Bu arada dikkatimizi çeken bir başka husus ise sokak aydınlatmalarıyla, sokakların üstünden geçen ve farklı yapı adalarındaki binaları birbirine bağlayan geçitler ve odalar oldu. Hemen her sokakta karşımıza çıkan bu oluşum şehri gezenler için ilginç bir görüntü oluşturuyordu. Birden aklıma bizim ülkemizdeki benzer oluşumlar için yapılan bir yorum geldi; 1970’li yılların ortalarına doğru ülkemizdeki imar iskân faaliyetlerini yürütmekle görevli olan dönemin İmar İskân Bakanlığı’na mensup bir hukukçu, “Sokak üstünde bulunan geçit veya odaların kamunun hava hakkına tecavüz olduğu” fikriyle, bundan böyle restorasyon olsa dahi bu tür mimariye izin verilmeyeceğini bildiren bir hüküm üretti. Bu hüküm çoğu kasabamızda bulunan benzer geçitlerin kısa süre içinde yıkılmasına ve yok olmasına yol açtı. Hep düşünürüm, “Kamunun hava hakkına tecavüz olarak nitelenen yüz yılların bu estetik çözümünün yok edilmesi acaba kamunun estetik anlayışına yapılmış bir tecavüz değil midir?” Kamunun hava hakkını korumak için yola çıkanlar, günümüzde ortaya çıkan zevksizliğin sorumluları olduklarını hiç düşünmüşler midir?

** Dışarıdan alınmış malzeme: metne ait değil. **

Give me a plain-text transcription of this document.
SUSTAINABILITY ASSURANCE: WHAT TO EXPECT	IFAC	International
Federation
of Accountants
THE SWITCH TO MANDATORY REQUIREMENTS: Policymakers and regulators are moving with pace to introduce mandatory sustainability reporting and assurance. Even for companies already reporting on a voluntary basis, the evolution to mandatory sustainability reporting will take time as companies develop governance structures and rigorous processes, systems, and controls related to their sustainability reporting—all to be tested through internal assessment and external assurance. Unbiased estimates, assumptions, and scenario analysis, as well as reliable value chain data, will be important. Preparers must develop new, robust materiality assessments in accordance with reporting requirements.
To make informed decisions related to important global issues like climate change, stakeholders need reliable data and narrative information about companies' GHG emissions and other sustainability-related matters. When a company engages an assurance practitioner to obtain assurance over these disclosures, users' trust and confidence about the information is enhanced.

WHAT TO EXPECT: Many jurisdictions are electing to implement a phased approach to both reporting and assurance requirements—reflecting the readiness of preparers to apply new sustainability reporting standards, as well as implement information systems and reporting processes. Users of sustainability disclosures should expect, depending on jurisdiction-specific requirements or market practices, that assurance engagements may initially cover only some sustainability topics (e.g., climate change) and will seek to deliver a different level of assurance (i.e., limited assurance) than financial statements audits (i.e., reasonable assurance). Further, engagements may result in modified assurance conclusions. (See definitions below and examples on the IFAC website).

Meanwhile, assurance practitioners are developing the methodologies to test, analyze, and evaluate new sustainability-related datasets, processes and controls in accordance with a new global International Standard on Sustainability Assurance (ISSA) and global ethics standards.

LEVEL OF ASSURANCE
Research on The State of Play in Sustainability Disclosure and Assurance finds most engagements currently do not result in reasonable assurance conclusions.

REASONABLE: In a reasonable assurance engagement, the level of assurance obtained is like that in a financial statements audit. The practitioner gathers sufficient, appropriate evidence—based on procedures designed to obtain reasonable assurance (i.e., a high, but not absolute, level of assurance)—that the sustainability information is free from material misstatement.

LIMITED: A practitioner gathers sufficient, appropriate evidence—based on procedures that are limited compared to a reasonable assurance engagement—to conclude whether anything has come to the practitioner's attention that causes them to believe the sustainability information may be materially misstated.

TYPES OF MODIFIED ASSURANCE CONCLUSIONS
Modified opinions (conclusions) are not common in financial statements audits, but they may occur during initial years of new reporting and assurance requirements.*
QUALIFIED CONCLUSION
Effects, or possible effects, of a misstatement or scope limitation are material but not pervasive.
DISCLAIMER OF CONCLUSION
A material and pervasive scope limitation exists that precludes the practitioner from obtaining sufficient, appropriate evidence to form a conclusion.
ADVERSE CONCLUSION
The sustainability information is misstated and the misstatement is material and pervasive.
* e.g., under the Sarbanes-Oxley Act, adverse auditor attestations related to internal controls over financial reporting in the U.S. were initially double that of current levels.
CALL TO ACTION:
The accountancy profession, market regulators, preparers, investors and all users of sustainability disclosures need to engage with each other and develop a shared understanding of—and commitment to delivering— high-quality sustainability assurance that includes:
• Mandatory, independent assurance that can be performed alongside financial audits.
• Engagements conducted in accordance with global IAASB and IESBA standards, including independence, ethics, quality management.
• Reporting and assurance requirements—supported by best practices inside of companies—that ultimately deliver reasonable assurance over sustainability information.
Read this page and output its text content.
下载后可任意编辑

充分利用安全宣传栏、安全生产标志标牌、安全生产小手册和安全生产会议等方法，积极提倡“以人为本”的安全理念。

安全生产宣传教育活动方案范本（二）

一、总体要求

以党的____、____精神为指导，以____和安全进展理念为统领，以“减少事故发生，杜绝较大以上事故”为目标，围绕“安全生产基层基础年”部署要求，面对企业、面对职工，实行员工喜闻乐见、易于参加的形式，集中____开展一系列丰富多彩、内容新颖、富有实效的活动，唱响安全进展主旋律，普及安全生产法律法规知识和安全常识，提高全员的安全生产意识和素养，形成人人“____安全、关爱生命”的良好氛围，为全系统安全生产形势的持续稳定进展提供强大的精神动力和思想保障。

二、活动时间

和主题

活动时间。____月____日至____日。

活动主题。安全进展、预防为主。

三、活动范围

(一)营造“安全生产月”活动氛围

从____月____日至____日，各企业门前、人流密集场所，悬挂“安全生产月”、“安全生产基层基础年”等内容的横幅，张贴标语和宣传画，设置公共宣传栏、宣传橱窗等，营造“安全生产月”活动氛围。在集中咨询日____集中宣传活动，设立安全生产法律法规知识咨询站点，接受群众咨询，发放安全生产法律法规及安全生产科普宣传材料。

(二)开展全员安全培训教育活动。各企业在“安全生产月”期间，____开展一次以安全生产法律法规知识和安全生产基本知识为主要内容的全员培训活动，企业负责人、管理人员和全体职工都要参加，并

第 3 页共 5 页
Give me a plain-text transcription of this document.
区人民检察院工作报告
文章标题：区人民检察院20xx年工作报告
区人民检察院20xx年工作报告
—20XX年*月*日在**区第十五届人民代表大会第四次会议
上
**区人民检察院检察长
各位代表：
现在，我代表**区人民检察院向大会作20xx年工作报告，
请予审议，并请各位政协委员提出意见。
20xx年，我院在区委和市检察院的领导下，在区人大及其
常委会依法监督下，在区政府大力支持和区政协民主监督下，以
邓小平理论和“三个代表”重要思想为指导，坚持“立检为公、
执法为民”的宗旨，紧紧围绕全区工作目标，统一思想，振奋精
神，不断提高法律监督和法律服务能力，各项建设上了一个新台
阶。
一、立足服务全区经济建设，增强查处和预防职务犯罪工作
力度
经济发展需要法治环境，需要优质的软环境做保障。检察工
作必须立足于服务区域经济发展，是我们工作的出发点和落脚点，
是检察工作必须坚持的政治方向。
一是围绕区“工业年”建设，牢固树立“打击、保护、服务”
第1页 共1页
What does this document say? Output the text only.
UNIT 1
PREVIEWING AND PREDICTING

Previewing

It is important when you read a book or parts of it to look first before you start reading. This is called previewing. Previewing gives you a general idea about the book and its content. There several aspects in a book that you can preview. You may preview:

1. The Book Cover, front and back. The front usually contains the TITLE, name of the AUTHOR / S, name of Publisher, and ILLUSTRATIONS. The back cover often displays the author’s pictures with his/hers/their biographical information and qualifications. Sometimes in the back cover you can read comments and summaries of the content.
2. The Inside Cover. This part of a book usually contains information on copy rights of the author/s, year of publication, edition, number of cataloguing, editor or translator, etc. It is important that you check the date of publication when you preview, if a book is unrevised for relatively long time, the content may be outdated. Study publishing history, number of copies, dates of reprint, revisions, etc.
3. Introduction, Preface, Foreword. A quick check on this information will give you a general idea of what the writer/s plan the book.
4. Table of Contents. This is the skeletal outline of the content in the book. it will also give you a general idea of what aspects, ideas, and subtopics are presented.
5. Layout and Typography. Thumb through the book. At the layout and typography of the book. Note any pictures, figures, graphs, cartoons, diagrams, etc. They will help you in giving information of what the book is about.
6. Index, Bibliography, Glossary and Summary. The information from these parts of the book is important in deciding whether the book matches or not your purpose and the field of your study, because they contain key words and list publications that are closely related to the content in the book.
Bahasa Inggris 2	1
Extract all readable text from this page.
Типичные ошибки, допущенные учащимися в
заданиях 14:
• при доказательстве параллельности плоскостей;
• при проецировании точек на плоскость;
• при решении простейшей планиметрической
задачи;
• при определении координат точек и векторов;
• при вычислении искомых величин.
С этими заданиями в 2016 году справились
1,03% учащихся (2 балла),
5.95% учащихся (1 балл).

Bizim güzel ülkemizde bazı kişiler oturdukları yerden, hakkında bilgi sahibi olmadıkları konularda fikir üretir ve kamunun gücünü kullanıp bu fikirlerini uygulamaya sokarak yüz yıllar boyunca var olan bir estetik anlayışın yok olmasına sebep olurlar. Kamunun hakkını koruma adı altında yapılan “Tek tip insan, tek tip!” yapı düşüncesi bizim en büyük yanlışımız değil mi?

Asabımız bozuldu!

Üç günlük bu seyahat yine asabımızı bozdu. Acaba nerede yanlış yaptık ve yapmaya devam ediyoruz? Binlerce yılların oluşturduğu şehirlerimizden, bu ve benzer uygulamalar nedeniyle hemen hiçbir şey kalmadı. Nerede ise tüm şehir ve kasabalarımız birbirine benzer hâle geldi. Birbirinden en fazla ellişer kilometre uzaklığındaki üç yerleşme de birbirinden çok farklı olup ilk ikisi “Dünya Miras” alanı olarak ilan edilmiş ve İtalya’nın oldukça tenha bir bölgesinde yer almalarına rağmen canlı birer alışveriş merkezi hâline getirilmişlerdi. Her üç şehirde de satılan hediyelik eşya türünden objeler birbirlerinden farklı özellikler arz ediyorlardı. Çoğu küçük dükkân birer üretim merkezi haline getirilmiş olup özgün tasarımlar yapmaktaydılar. Bu dükkânlarda harika seramik çalışmaları, metal objeler, günlük kullanıma yardımcı olacak özel dizayn edilmiş ev aletleri satılıyordu. Bir arkadaşımızın, “Eğer sevdiğiniz bir şey görürseniz ve fiyatı size uygunsa hemen alın, başka bir yerde aynısını bulamazsınız!” dediğini hatırlıyorum.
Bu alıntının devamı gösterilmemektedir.